Сазонов молча кивнул и сглотнул несуществующую слюну. Во рту было сухо, как в Сахаре. Язык, казалось, сейчас поцарапает губы. Студенту чудилось, что его физически разрывает на части, где одна половина – революционная – требовала гордо отказываться от любой сделки с самодержавной властью, а вторая – консервативная – настойчиво поясняла, почему этого делать не стоит. Отказаться – значит сразу и навсегда потерять не только свое, но и лицо всего революционного движения, неотъемлемой частью которого Сазонов себя считал. Надеть форму тюремщика – это, конечно, не комильфо, но прослыть балаболом, сотрясающим воздух и пасующим перед реальным вызовом – гораздо хуже.
Непривычную, почти наркотическую ломку испытывал не только Сазонов. Студенческая аудитория в мгновение ока закипела и забулькала. В крутом императорском бульоне беспощадно варились студенческие мозги, не способные вырваться из привычного дискретного состояния – «мы – хорошие, но бесправные», «они – злые и тупые, но облеченные властью».
«А они ведь очень боятся оказаться на месте, которое им предлагает Никки… Даже понарошку, – подумала Мария Фёдоровна. – А сам Никки догадывается… Нет, он точно знает, чем закончатся эти эксперименты. Откуда он знает? Боже! Когда же закончится эта бесконечная аудиенция и я смогу, наконец, задать сыну вопросы, которые уже нет никаких сил носить в себе?»
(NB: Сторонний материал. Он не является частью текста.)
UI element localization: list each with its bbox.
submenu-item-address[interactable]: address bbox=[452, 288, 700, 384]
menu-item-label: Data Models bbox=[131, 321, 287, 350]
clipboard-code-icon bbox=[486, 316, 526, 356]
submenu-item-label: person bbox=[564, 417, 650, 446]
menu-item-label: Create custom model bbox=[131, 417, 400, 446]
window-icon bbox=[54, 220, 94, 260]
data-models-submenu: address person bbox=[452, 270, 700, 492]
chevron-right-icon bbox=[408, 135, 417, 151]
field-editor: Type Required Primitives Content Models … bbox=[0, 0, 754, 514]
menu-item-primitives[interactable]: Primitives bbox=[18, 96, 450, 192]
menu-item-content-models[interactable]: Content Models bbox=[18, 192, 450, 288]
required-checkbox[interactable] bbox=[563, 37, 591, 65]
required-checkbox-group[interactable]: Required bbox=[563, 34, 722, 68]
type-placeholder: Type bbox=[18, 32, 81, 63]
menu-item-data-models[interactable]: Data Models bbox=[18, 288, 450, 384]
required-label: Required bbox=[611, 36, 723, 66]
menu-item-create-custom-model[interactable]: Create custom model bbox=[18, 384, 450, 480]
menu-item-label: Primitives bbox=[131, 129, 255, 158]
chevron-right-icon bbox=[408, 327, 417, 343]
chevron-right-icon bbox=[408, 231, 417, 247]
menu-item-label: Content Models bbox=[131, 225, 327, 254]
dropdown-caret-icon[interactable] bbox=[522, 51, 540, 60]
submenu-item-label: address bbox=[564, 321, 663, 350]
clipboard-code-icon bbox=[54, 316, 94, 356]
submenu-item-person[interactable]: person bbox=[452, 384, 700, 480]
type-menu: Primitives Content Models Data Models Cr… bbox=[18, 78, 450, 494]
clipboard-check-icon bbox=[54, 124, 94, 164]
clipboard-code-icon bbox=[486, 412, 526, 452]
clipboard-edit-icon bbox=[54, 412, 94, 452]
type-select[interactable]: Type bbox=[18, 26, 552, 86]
Но это был не конец. Император снова вернулся на кафедру.
– Ну, что, господа бунтовщики, возможность построить рай на земле у вас теперь имеется, показать свои личным примером, как надо работать полиции, я вам предоставил, а вы, в свою очередь, обещайте не бузить в городе до совершеннолетия, то есть до получения диплома. Договорились? Заканчивая своё выступление, объявляю амнистию всем задержанным, арестованным, исключенным и предлагаю считать конфликт исчерпанным… Кто «за»?
Собравшиеся в аудитории дружно подняли правую руку, потом поднялись сами и, не сговариваясь, грянули «Боже, царя храни!». Мария Фёдоровна, чувствуя, как ее тоже захлёстывают эмоции, выглянула из-за спин вставших со своих мест мужчин, увидев уже не обиженные и злые, а воодушевленные и даже экзальтированные лица, перевела взгляд на кафедру… и с удивлением обнаружила, как неприятно императору слушать стандартные славословия в его честь, как неуютно он себя чувствует, как морщится и нетерпеливо поглядывает на часы, ожидая, когда же это, наконец, кончится.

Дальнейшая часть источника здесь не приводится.